The World Bank said Monday it had provided a 75-million-U.S.-dollar grant to Somalia to help bring the country closer to debt relief.
The global lender said the grant is the second in a series of two grants that are helping the country make progress on its path to qualify for full and irrevocable debt relief under the Heavily Indebted Poor Countries (HIPC) Initiative.
It said the government is implementing an ambitious reform program to build institutions, attract investments, and achieve inclusive economic growth and job creation, aligned with the ninth National Development Plan which outlines numerous priority areas for moving the country forward, several of which are supported by this Development Policy Financing (DPF).
Kristina Svensson, World Bank country manager for Somalia, said in a statement that the DPF supports the government’s aspirations to build the foundations of a modern economy with strengthened institutions. “It also signals the significant progress Somalia has made in terms of institution-building and economic development, paving the way for a more stable and sustainable future,” Svensson added.

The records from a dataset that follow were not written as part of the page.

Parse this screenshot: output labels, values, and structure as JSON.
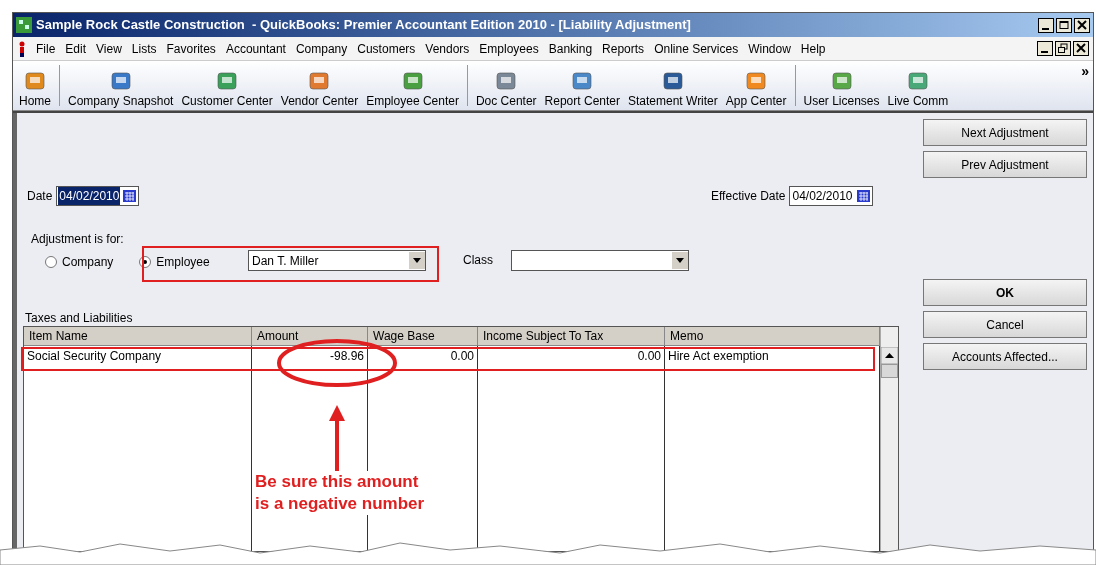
{
  "window": {
    "title": "Sample Rock Castle Construction  - QuickBooks: Premier Accountant Edition 2010 - [Liability Adjustment]"
  },
  "menu": [
    "File",
    "Edit",
    "View",
    "Lists",
    "Favorites",
    "Accountant",
    "Company",
    "Customers",
    "Vendors",
    "Employees",
    "Banking",
    "Reports",
    "Online Services",
    "Window",
    "Help"
  ],
  "toolbar": [
    [
      {
        "label": "Home",
        "color": "#e08a1e"
      }
    ],
    [
      {
        "label": "Company Snapshot",
        "color": "#3a78c8"
      },
      {
        "label": "Customer Center",
        "color": "#3aa05a"
      },
      {
        "label": "Vendor Center",
        "color": "#e07a30"
      },
      {
        "label": "Employee Center",
        "color": "#4aa040"
      }
    ],
    [
      {
        "label": "Doc Center",
        "color": "#7a8898"
      },
      {
        "label": "Report Center",
        "color": "#4a88c8"
      },
      {
        "label": "Statement Writer",
        "color": "#2a5a98"
      },
      {
        "label": "App Center",
        "color": "#f08a20"
      }
    ],
    [
      {
        "label": "User Licenses",
        "color": "#58a848"
      },
      {
        "label": "Live Comm",
        "color": "#48a878"
      }
    ]
  ],
  "toolbar_more": "»",
  "form": {
    "date_label": "Date",
    "date": "04/02/2010",
    "effective_label": "Effective Date",
    "effective_date": "04/02/2010",
    "adjustment_label": "Adjustment is for:",
    "options": [
      {
        "label": "Company",
        "selected": false
      },
      {
        "label": "Employee",
        "selected": true
      }
    ],
    "employee": "Dan T. Miller",
    "class_label": "Class"
  },
  "table": {
    "title": "Taxes and Liabilities",
    "columns": [
      "Item Name",
      "Amount",
      "Wage Base",
      "Income Subject To Tax",
      "Memo"
    ],
    "rows": [
      [
        "Social Security Company",
        "-98.96",
        "0.00",
        "0.00",
        "Hire Act exemption"
      ]
    ]
  },
  "buttons": [
    {
      "label": "Next Adjustment",
      "primary": false
    },
    {
      "label": "Prev Adjustment",
      "primary": false
    },
    {
      "label": "OK",
      "primary": true
    },
    {
      "label": "Cancel",
      "primary": false
    },
    {
      "label": "Accounts Affected...",
      "primary": false
    }
  ],
  "annotation": [
    "Be sure this amount",
    "is a negative number"
  ]
}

The World Bank said Somalia has approved new laws that establish the institutional environment in key sectors such as fisheries and electricity to develop high-potential sectors for economic growth.
It said a new investment and investor protection law was enacted to mobilize much-needed private capital to develop these sectors. “Despite multiple shocks, Somalia is maintaining macroeconomic stability. These institution-building reforms take Somalia closer toward the goal of attaining debt relief, which will wipe away the legacy of loans contracted during the pre-civil war era, thereby turning a new page in the country’s development trajectory.”
Also, a digital identification law was approved, which can support better know-your-customer protocols, alongside a data protection law to provide safeguards on the use of personal data to help increase access to finance, said the World Bank.
According to the World Bank, the DPF supports the building blocks of harmonized customs regimes across Somalia, which can encourage cooperation, increase trade, raise revenues, and simplify procedures for the private sector. “Alongside efforts to implement institutional reforms, Somalia has signed debt relief agreements with major creditors and is holding discussions with some remaining bilateral and multilateral creditors,” it said.